Seperti ditekan tombol freeze, Nilam membeku. Dia pikir Kak Orion tak menyadari kehadirannya karena sibuk berceloteh. Membasahi bibir, ia merangkai kata-kata untuk menyingkirkan rasa canggung.

"Anu, maaf, Kak Orion … tadi saya lagi lewat terus lihat ada Kakak, tapi saya lihat Kakak lagi sibuk jadi saya mau balik karena takut ganggu Kakak," cerocosnya beralasan. 

"Saya udah tau, kok, kamu datang." Kak Orion bangkit dari posisinya yang telentang, membalikkan badan menatap Nilam. "Tapi saya nggak tau kalau kamu mau pergi lagi."

"Ah, bukan gitu maksud saya," sergah Nilam salah tingkah. "Saya bukannya mau pergi lagi, sih. Cuma mau memberikan waktu untuk Kakak yang sedang menikmati waktu," ocehnya tak jelas.

"Waktu itu relatif, Alnilam. Kalau kamu menggunakannya untuk memaksakan diri bersama dengan orang yang tidak membuatmu nyaman, pasti akan terasa seperti siput yang bergerak lambat. Tapi … kalau kamu bersama dengan orang yang kamu suka, setahun pun pasti akan terasa cepat."

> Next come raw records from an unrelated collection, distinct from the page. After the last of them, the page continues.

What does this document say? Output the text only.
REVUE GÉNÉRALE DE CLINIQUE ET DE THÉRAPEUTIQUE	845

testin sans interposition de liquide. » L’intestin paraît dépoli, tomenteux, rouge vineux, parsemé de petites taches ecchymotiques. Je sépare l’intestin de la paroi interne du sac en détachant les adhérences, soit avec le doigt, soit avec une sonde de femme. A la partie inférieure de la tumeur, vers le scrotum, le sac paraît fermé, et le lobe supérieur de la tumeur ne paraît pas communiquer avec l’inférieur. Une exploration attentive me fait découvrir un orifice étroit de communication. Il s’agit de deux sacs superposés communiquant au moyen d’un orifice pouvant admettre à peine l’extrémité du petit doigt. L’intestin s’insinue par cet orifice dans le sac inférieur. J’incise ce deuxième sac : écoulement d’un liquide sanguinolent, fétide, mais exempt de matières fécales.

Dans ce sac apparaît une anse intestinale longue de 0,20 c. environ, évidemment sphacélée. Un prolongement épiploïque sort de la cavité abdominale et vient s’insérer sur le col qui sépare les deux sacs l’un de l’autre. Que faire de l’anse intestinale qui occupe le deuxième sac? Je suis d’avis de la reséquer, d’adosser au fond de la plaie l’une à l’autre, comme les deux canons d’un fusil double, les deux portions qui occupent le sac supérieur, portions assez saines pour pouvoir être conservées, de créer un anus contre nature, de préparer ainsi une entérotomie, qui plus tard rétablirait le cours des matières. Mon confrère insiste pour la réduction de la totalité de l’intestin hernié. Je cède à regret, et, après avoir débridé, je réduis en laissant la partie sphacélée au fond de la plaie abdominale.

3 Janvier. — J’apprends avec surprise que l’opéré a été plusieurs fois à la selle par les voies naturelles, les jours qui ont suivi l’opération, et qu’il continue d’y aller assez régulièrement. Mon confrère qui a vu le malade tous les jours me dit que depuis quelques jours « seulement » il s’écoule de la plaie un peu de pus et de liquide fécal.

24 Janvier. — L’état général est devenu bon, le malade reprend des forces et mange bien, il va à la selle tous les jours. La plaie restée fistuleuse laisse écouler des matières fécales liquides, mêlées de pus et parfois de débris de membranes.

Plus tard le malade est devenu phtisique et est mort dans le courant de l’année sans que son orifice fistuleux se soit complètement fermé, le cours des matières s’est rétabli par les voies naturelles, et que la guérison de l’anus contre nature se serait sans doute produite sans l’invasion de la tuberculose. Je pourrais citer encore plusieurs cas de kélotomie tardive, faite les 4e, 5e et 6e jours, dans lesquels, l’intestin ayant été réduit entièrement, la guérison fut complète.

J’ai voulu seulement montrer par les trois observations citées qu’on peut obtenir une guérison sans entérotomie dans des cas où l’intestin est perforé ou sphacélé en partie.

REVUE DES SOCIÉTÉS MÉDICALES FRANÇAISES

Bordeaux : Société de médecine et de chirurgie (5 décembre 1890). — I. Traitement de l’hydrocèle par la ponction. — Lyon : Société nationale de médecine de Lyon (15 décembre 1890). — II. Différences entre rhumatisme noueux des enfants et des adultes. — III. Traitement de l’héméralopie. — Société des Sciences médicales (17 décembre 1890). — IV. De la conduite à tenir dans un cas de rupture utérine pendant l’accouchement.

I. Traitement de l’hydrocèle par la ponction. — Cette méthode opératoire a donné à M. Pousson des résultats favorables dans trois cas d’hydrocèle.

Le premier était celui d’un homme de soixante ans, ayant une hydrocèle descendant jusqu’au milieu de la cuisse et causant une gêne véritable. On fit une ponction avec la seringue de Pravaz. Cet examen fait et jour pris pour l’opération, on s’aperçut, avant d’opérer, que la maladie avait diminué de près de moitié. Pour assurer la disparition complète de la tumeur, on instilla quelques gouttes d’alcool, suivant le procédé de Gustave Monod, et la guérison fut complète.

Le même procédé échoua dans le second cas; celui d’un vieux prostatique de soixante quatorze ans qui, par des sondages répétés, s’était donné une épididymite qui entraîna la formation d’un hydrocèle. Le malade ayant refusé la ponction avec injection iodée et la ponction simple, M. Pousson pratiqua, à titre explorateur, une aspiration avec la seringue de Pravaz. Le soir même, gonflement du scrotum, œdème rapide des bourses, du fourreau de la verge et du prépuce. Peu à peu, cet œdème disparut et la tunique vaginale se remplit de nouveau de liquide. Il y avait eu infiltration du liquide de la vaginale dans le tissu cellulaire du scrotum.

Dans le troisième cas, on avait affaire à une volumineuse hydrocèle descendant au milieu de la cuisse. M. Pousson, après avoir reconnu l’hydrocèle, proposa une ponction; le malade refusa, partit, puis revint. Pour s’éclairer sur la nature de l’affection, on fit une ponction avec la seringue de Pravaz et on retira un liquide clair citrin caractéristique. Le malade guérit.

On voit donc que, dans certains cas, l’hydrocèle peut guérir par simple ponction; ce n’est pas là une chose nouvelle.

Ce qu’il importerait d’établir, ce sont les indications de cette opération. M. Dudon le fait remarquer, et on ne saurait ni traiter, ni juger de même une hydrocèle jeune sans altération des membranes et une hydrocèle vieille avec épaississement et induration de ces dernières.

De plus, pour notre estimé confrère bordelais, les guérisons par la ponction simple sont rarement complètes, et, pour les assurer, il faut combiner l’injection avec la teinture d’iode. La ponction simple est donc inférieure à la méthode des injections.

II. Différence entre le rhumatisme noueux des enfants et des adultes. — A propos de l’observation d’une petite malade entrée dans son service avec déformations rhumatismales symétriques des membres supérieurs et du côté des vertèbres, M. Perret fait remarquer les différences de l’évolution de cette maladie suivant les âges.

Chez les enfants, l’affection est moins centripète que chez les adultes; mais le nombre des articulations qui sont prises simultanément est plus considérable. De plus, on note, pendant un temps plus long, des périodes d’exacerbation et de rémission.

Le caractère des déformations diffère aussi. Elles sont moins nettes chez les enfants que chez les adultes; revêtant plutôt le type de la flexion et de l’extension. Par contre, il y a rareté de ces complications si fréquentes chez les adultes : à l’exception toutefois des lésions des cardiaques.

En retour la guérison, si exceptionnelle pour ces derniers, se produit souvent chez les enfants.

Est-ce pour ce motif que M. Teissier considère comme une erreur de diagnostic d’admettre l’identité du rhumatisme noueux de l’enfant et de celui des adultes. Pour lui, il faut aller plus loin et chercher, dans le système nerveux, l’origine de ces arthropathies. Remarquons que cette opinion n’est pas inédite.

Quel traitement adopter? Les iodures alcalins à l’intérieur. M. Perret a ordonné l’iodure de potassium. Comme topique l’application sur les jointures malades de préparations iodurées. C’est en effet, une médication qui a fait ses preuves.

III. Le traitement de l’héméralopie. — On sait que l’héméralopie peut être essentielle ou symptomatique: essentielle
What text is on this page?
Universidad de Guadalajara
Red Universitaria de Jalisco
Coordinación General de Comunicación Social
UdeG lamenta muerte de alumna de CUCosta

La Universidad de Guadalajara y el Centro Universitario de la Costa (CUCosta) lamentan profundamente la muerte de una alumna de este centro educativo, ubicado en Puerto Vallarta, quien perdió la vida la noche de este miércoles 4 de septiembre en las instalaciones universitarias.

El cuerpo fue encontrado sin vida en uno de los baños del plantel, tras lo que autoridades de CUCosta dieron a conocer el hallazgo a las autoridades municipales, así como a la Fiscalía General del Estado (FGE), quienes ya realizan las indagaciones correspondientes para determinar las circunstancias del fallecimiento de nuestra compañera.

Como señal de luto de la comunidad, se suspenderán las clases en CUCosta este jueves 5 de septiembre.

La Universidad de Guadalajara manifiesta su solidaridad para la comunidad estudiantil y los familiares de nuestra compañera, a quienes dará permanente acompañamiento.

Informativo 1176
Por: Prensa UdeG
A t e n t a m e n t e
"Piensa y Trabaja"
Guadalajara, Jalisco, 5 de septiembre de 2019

Dahi Nilam mengernyit, mencerna kata demi kata yang meluncur tanpa hambatan dari mulut Kak Orion. Menggaruk kepala yang tak gatal, ia mencoba mengalihkan pembicaraan, sesuatu yang dipahami oleh bahasa sebagian besar orang.

"I–iya, Kak," ucapnya bingung menanggapi pernyataan panjang lebar kakak kelasnya itu tentang waktu. "Ehm, saya datang ke sini mau ngembaliin topi Kakak yang waktu itu saya pinjam."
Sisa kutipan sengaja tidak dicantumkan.